Abstract

The use of tetrahydrofuran (THF) as mobile phase in size exclusion chromatography (SEC) has been found to lead to partial loss of sample and to give anomalous results in the characterization of a liquefaction extract and its hydrocracking products. The problem has been resolved by using NMP (1-methyl-2-pyrrolidinone) as mobile phase in SEC, showing significant fractions of sample eluting at the exclusion limit of an identical SEC column. This fraction has not previously been observed in SEC chromatograms obtained in THF. Comparison of SEC chromatograms obtained by UV-absorption and UV-fluorescence detection (in NMP) suggests that the material observed at the exclusion limit of the column corresponds to larger, more complex polynuclear aromatic ring systems than those present in material separated by the column.
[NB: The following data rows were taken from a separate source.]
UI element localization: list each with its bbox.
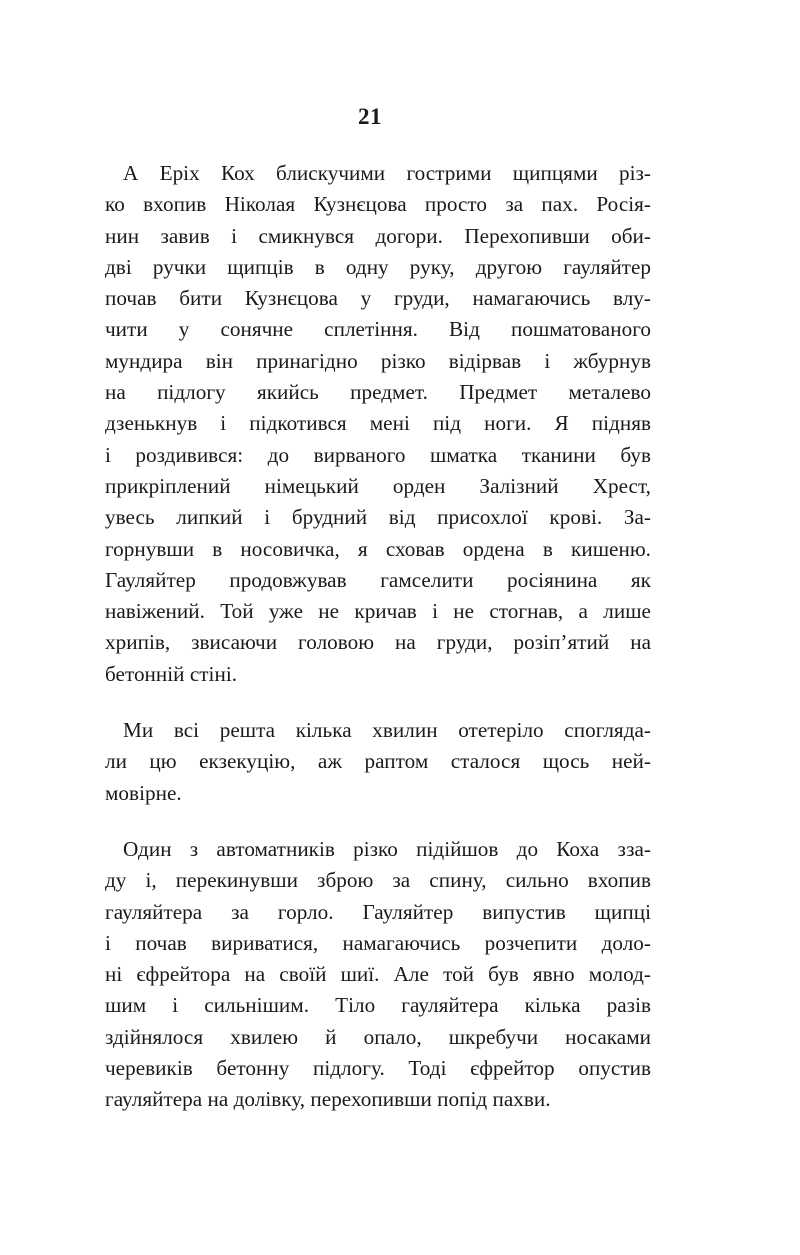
text-line: чити у сонячне сплетіння. Від пошматованого [105,317,651,342]
text-line: і почав вириватися, намагаючись розчепити доло- [105,930,651,955]
text-line: ні єфрейтора на своїй шиї. Але той був явно молод- [105,962,651,987]
body-text-block [105,158,651,1116]
text-line: гауляйтера за горло. Гауляйтер випустив щипці [105,899,651,924]
text-line: горнувши в носовичка, я сховав ордена в кишеню. [105,536,651,561]
text-line: гауляйтера на долівку, перехопивши попід пахви. [105,1087,551,1112]
text-line: хрипів, звисаючи головою на груди, розіп’ятий на [105,630,651,655]
paragraph-1 [105,158,651,690]
text-line: Гауляйтер продовжував гамселити росіянина як [105,567,651,592]
paragraph-3 [105,834,651,1116]
text-line: на підлогу якийсь предмет. Предмет металево [105,380,651,405]
page-number: 21 [358,104,382,129]
text-line: прикріплений німецький орден Залізний Хрест, [105,473,651,498]
text-line: черевиків бетонну підлогу. Тоді єфрейтор опустив [105,1056,651,1081]
text-line: і роздивився: до вирваного шматка тканини був [105,442,651,467]
text-line: ду і, перекинувши зброю за спину, сильно вхопив [105,868,651,893]
text-line: здійнялося хвилею й опало, шкребучи носаками [105,1024,651,1049]
text-line: почав бити Кузнєцова у груди, намагаючись влу- [105,286,651,311]
text-line: дві ручки щипців в одну руку, другою гауляйтер [105,254,651,279]
text-line: ко вхопив Ніколая Кузнєцова просто за пах. Росія- [105,192,651,217]
text-line: дзенькнув і підкотився мені під ноги. Я підняв [105,411,651,436]
text-line: навіжений. Той уже не кричав і не стогнав, а лише [105,599,651,624]
text-line: Один з автоматників різко підійшов до Коха зза- [123,836,651,861]
text-line: Ми всі решта кілька хвилин отетеріло спогляда- [123,718,651,743]
paragraph-2 [105,715,651,809]
text-line: мундира він принагідно різко відірвав і жбурнув [105,348,651,373]
text-line: ли цю екзекуцію, аж раптом сталося щось ней- [105,749,651,774]
text-line: бетонній стіні. [105,661,238,686]
text-line: шим і сильнішим. Тіло гауляйтера кілька разів [105,993,651,1018]
text-line: мовірне. [105,780,182,805]
text-line: нин завив і смикнувся догори. Перехопивши оби- [105,223,651,248]
text-line: увесь липкий і брудний від присохлої крові. За- [105,505,651,530]
text-line: А Еріх Кох блискучими гострими щипцями різ- [123,161,651,185]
In NMP, samples produced during progressively higher temperature hydrocracking experiments eluted, as expected, at longer times, indicating progressive molecular size reduction with increasing intensity of the reaction. These data are consistent with the UV-fluorescence spectra and TGA-derived boiling point distributions of the set of samples. A twofold mechanism for loss of material in THF-based SEC may be proposed: (i) not all the sample dissolves in THF and (ii) some of the larger/more polar molecules apparently soluble in THF tend to deposit on column packings and do not elute through the column. Considerable caution therefore appears necessary in using THF as mobile phase in SEC work for the characterization of complex coal-derived liquids.